Alberta-based cannabis producer Sundial Growers is partnering with the University of Saskatchewan to research the efficacy of cannabis as a treatment for dementia.
Clinical studies will be undertaken as part of the research.
“With today’s (Tuesday) announcement and similar collaborations with the University of Calgary and Sundial’s Mitacs research initiative, we are demonstrating our commitment to becoming a leader in Canada with respect to cannabinoid research,” said Sundial President Geoff Thompson.
“We believe strongly in the potential of cannabis as a modern natural alternative and health solution to many ailments. We are excited to work with the University of Saskatchewan to further prove the efficacy of cannabis through rigorous scientific research and clinical testing.”

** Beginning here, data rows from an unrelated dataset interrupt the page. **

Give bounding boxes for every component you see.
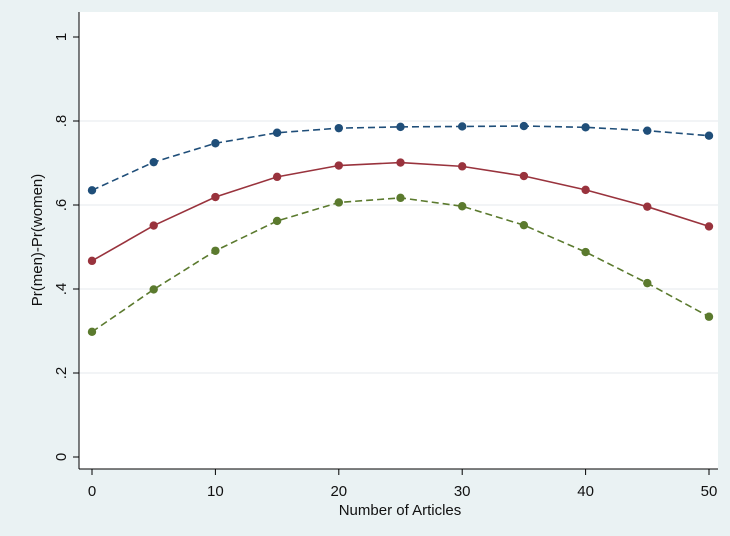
series-2-point [519, 171, 529, 181]
y-tick-label: 1 [53, 33, 70, 41]
x-tick-label: 20 [330, 483, 347, 500]
y-tick-label: .8 [53, 115, 70, 128]
series-2-point [458, 162, 467, 171]
series-3-point [211, 246, 220, 255]
series-2-point [581, 185, 590, 195]
series-2-point [704, 222, 714, 231]
series-3-point [581, 247, 590, 257]
series-1-point [149, 157, 158, 167]
x-tick-label: 10 [207, 483, 224, 500]
y-axis-title: Pr(men)-Pr(women) [29, 174, 46, 307]
series-layer [87, 121, 714, 337]
series-1-point [581, 123, 590, 132]
series-3-point [519, 220, 529, 230]
x-tick-label: 0 [88, 483, 96, 500]
series-1-point [704, 131, 714, 140]
x-tick-label: 50 [701, 483, 718, 500]
series-1-point [458, 122, 467, 131]
series-1-point [396, 122, 405, 132]
y-axis-ticks: 0 .2 .4 .6 .8 1 [53, 33, 79, 461]
series-2-point [272, 172, 282, 182]
x-tick-label: 40 [577, 483, 594, 500]
x-tick-label: 30 [454, 483, 471, 500]
y-tick-label: .6 [53, 199, 70, 212]
gridlines [79, 120, 718, 374]
y-tick-label: .2 [53, 367, 70, 380]
y-tick-label: .4 [53, 283, 70, 296]
series-1-point [211, 139, 220, 148]
series-1-point [272, 128, 282, 137]
series-2-point [396, 158, 405, 167]
series-1-point [519, 121, 529, 131]
series-2-point [87, 256, 97, 266]
series-3-point [396, 193, 405, 203]
series-3-point [149, 285, 158, 294]
series-1-point [643, 126, 652, 135]
series-2-point [149, 221, 158, 230]
series-1-point [87, 186, 97, 195]
series-2-point [334, 161, 343, 170]
series-1-point [334, 123, 343, 133]
series-2-point [643, 202, 652, 211]
x-axis-ticks: 0 10 20 30 40 50 [88, 469, 718, 500]
series-3-point [334, 198, 343, 207]
plot-area [79, 12, 718, 469]
y-tick-label: 0 [53, 453, 70, 461]
series-3-point [643, 278, 652, 288]
series-2-point [211, 192, 220, 202]
series-3-point [704, 312, 714, 321]
x-axis-title: Number of Articles [339, 502, 462, 519]
series-3-point [272, 216, 282, 226]
series-line-1 [91, 125, 710, 192]
series-3-point [87, 327, 97, 337]
series-3-point [458, 202, 467, 211]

Karen Chad, U of S vice-president of research, said this collaboration will position the university as a national leader in advancing cannabis as a treatment for dementia.

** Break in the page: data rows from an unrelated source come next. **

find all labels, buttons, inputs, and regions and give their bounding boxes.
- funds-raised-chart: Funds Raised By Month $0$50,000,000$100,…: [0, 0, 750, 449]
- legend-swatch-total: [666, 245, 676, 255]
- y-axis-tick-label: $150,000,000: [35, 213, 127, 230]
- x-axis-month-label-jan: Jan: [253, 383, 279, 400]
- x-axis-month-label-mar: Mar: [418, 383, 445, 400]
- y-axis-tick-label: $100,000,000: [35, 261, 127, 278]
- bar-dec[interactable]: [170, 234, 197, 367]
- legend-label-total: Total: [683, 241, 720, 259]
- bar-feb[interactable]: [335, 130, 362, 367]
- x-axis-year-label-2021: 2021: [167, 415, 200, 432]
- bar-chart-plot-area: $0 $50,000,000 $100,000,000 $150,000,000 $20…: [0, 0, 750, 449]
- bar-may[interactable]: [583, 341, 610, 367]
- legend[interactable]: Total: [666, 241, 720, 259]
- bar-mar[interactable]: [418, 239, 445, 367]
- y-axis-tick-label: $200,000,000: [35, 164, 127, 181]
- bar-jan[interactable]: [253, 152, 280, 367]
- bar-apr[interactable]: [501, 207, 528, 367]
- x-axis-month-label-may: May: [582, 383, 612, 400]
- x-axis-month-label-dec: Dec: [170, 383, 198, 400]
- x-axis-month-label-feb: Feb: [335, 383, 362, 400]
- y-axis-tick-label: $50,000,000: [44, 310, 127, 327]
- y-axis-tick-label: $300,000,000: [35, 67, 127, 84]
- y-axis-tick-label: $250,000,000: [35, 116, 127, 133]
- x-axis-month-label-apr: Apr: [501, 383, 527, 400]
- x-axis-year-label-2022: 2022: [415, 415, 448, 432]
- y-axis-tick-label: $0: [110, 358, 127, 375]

“With our wide-ranging multidisciplinary expertise and cutting-edge plant genomics research, the U of S is eager to work with Sundial to uncover the full potential of cannabis for health and economic benefits,” she said.
In a joint news release, Sundial and U of S said the randomized and placebo-controlled, blinded dose-escalation study will take place at two extended care facilities in Saskatoon. The study aims to examine the degree to which patients can tolerate side effects of the drug, the dosage and any adverse effects of dose escalation.

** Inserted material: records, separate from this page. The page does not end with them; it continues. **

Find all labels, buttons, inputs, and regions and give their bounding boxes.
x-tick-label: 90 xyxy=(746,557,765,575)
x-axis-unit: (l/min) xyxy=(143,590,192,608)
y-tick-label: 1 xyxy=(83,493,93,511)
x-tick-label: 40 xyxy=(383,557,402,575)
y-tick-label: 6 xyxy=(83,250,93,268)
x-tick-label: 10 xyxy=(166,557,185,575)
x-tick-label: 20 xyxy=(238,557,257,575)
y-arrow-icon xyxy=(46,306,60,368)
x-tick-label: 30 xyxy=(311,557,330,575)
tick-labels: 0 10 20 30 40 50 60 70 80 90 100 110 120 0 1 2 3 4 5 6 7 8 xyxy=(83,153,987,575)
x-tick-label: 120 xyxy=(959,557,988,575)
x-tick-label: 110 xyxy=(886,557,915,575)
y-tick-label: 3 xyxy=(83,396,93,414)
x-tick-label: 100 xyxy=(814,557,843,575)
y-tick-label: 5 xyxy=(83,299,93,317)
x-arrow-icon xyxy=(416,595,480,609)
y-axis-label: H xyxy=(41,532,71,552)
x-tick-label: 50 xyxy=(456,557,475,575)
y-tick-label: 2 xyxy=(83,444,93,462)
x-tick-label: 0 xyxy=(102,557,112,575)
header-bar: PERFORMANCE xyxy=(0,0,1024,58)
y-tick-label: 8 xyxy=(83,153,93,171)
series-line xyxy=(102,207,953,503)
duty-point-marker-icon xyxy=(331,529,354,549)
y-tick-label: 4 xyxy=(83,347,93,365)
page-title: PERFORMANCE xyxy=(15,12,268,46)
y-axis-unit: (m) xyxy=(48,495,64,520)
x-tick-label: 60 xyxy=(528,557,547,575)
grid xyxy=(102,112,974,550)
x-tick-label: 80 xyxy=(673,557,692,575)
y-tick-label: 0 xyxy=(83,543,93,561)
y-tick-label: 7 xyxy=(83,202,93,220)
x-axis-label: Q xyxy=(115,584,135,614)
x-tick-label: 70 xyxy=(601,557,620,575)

The U of S Cannabinoid Research Initiative of Saskatchewan (CRIS), an interdisciplinary biomedical and plant genomics research initiative, aims to obtain scientific evidence about the application of cannabinoids and cannabis derivatives to humans and animals for health, disease and disorders.
“This partnership with Sundial will create opportunities to sponsor specific trainees and faculty for projects that will advance understanding of medicinal applications of cannabis, as well as secure other partnership funding for trainee sponsorships,” she said Jane Alcorn, co-lead of the biomedical branch of CRIS and associate dean of research and graduate affairs in the College of Pharmacy and Nutrition.
Mario Toneguzzi is a veteran Calgary-based journalist who worked for 35 years for the Calgary Herald, including 12 years as a senior business writer.